Administration

Trump defends work habits, attacks media in series of tweets

President Trump lashed out at the national news media over coverage of his work habits and the investigation into Russian interference in the 2016 election in a series of tweets Sunday afternoon.

The president first unleashed a pair of tweets apparently prompted by an article published Thursday in The New York Times detailing the president’s private life and work schedule during the coronavirus pandemic. Trump said he was “a hard worker” and labeled the report by Katie Rogers and Annie Karni “a phony story” that was “written by a third rate reporter who knows nothing about me.”

“I work from early in the morning until late at night, haven’t left the White House in many months (except to launch Hospital Ship Comfort) in order to take care of Trade Deals, Military Rebuilding etc., and then I read a phony story in the failing @nytimes about my work schedule and eating habits, written by a third rate reporter who knows nothing about me,” he wrote.

“I will often be in the Oval Office late into the night & read & see that I am angrily eating a hamburger & Diet Coke in my bedroom. People with me are always stunned. Anything to demean!” Trump added.

In a series of tweets minutes later, the president went on the attack once more, this time saying reporters who had received Nobel Prizes — misspelled as “Noble” in the tweets — for their efforts to report on the special counsel investigation into the Trump campaign and Russia should return the prizes.

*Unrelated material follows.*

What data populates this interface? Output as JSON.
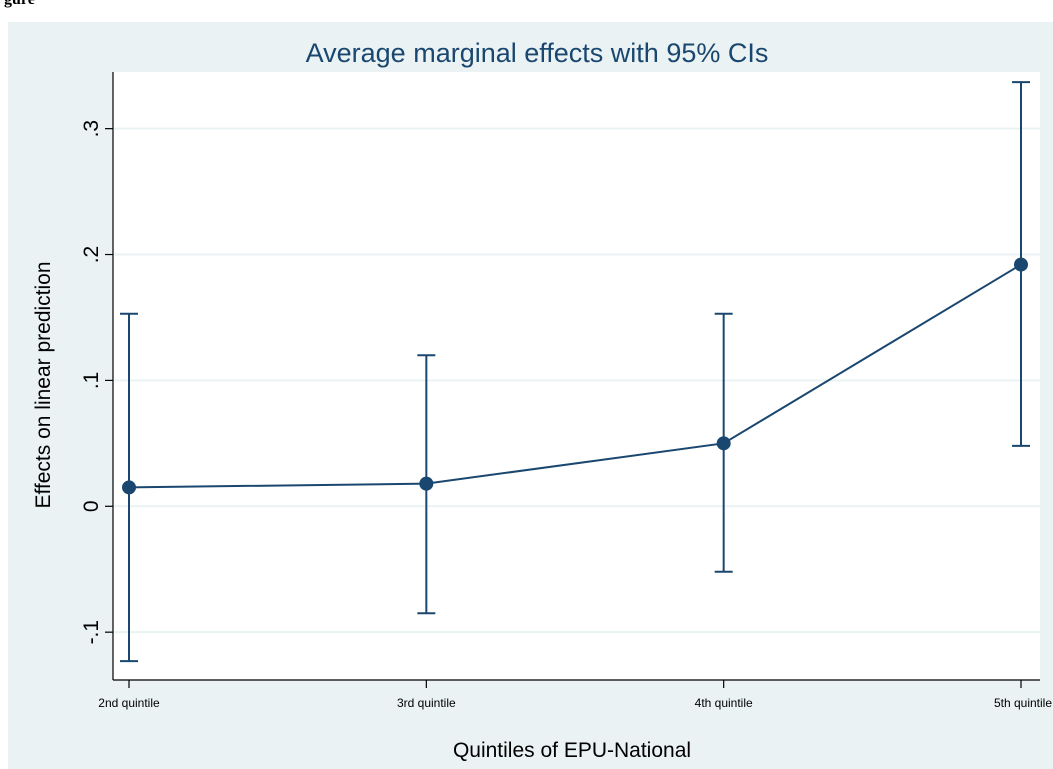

“When will all of the ‘reporters’ who have received Noble Prizes for their work on Russia, Russia, Russia, only to have been proven totally wrong (and, in fact, it was the other side who committed the crimes), be turning back their cherished ‘Nobles’ so that they can be given to the REAL REPORTERS & JOURNALISTS who got it right,” the president tweeted.

“When will the Noble Committee Act? Better be fast!” he added, repeating his misspelling of the Nobel Prize Committee.

The second set of tweets was widely mocked on Twitter over the president’s repeated misspelling of “Nobel” and the fact that there is no Nobel Prize for journalism. Two news organizations did receive Pulitzer Prizes — the highest award in journalism — in 2019 for Trump-related stories, but neither of those stories focused on the Russia investigation.